Ronald William Manderscheid, PhD , Global Health Sector, SRA International, Mental Health and Substance Use Programs, Rockville, MD
Martin Gittelman , Psychiat, NYU Med School, Ny, NY
Stephanie Oprendek, PhD , California Department of Mental Health, Sacramento, CA
Increasing numbers of persons with mental illness in both developing and developed countries are dying at earlier ages. In developing countries, the major problem is poverty and the inability to obtain treatment largely as a result of the shortage of health and mental health professionals who are increasingly recruited to work in developed countries. In developed countries, those who are treated lose between 15 and 25 years of life and their numbers may now exceed annual mortality for HIV. As with the general population, the major cause of death is Cardiovascular disease and Coronary Heart disease (CHD) which accounts for 36% of all deaths. While heart disease has declined in recent years for the general population as a result of diagnosis and treatment, it has increased along with diabetes, dyslipidemia, hypertension and obesity for the SMI. In this presentation, we shall discuss the putative factors (patient characteristics, absence or ineffective prevention and early diagnosis,undertreatment and the increasing use of Atypical antipsychotic medication) for morbidity and mortality. Prevention strategies such as alerting the media;pooled data bases,aggressive monitoring and screening for medical conditions,involvement of primary care,endocrinologists and cardiologists in the care and treatment of this at risk population.

Learning Objectives:
1. To learn about the problem of premature death in public mental health clients. 2. To understand programs that are currently being developed to address this problem. 3. To identify important future actions that need to be taken.

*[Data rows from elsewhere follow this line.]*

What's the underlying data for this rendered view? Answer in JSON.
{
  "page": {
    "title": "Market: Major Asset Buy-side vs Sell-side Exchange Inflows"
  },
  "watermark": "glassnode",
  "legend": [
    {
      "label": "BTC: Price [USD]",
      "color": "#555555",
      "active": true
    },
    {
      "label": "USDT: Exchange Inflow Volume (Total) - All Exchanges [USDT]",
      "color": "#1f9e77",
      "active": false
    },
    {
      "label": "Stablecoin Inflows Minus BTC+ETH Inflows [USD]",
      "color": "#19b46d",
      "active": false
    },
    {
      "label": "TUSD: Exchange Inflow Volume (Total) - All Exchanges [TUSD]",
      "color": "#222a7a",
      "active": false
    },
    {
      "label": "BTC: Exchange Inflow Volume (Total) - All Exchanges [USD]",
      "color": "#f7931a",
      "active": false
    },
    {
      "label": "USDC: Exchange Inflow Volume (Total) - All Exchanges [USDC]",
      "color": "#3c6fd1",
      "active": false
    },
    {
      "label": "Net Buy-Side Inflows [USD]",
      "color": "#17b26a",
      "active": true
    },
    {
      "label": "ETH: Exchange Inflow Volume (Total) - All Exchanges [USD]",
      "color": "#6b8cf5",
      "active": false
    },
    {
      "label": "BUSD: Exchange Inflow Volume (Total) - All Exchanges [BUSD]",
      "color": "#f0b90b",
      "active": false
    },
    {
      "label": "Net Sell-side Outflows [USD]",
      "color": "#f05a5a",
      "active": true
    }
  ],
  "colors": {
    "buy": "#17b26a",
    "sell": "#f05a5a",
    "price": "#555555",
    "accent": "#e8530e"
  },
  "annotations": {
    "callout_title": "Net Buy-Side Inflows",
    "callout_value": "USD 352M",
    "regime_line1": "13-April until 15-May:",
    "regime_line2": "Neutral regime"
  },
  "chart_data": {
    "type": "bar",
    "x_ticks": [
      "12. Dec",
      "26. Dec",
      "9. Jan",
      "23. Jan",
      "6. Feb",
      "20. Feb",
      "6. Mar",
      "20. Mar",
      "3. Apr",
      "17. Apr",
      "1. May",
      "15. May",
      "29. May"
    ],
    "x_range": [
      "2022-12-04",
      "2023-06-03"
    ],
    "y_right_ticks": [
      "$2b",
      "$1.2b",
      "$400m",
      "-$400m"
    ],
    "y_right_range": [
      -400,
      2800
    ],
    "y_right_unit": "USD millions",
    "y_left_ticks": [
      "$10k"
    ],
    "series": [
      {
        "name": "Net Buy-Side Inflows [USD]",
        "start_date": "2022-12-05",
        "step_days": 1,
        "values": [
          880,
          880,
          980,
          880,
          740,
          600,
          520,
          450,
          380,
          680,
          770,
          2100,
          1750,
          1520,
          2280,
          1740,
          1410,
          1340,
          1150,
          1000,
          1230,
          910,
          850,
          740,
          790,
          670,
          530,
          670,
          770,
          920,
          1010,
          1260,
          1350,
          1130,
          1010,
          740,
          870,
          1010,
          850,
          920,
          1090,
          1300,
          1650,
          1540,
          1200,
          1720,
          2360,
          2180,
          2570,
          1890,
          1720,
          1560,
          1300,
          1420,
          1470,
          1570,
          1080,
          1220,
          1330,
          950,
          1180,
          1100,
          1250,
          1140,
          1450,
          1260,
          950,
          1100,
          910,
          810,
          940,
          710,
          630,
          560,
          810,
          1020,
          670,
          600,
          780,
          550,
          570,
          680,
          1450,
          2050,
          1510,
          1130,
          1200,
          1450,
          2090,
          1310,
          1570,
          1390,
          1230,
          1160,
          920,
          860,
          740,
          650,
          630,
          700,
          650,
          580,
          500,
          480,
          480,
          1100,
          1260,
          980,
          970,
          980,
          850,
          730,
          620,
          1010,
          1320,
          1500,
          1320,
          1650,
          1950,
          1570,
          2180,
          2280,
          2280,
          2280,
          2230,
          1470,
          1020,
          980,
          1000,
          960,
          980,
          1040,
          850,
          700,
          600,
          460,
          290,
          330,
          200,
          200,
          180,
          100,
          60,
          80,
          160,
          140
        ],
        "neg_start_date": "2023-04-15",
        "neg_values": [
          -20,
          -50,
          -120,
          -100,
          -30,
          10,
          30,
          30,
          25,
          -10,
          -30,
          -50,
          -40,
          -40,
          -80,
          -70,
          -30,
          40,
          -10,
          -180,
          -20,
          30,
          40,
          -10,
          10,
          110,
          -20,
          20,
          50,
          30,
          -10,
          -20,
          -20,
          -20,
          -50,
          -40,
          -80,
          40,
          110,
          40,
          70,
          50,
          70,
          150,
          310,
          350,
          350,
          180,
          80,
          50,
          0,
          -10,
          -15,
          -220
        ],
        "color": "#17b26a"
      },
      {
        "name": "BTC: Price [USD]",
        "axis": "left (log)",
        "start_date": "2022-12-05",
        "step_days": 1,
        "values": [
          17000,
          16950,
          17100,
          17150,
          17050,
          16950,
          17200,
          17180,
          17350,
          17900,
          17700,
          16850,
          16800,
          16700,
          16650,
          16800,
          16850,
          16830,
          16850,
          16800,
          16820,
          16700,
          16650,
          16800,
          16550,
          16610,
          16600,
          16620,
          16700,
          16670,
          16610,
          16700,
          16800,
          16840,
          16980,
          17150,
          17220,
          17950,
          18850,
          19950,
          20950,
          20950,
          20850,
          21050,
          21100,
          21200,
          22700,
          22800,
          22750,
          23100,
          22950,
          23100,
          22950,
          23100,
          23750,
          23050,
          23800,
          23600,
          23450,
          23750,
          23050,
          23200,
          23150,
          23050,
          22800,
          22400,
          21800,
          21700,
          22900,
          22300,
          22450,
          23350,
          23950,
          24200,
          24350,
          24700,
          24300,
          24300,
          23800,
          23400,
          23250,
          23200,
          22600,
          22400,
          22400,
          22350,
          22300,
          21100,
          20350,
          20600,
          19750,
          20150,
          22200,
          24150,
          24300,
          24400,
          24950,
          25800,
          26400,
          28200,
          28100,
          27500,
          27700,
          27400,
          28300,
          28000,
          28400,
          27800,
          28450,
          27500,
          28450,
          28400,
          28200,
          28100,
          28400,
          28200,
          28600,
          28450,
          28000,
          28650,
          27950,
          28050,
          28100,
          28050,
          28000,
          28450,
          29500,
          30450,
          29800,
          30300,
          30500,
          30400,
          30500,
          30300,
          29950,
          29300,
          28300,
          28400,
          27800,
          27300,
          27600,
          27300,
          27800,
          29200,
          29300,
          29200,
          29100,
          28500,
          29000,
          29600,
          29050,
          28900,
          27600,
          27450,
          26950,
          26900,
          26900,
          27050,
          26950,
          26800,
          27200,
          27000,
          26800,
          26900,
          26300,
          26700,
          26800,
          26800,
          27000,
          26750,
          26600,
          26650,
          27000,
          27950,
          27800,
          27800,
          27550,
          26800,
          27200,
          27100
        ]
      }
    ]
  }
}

Keywords: Death, Public Health Policy

Presenting author's disclosure statement:

Qualified on the content I am responsible for because: I conducted the research upon which this session is based.
Any relevant financial relationships? No

I agree to comply with the American Public Health Association Conflict of Interest and Commercial Support Guidelines, and to disclose to the participants any off-label or experimental uses of a commercial product or service discussed in my presentation.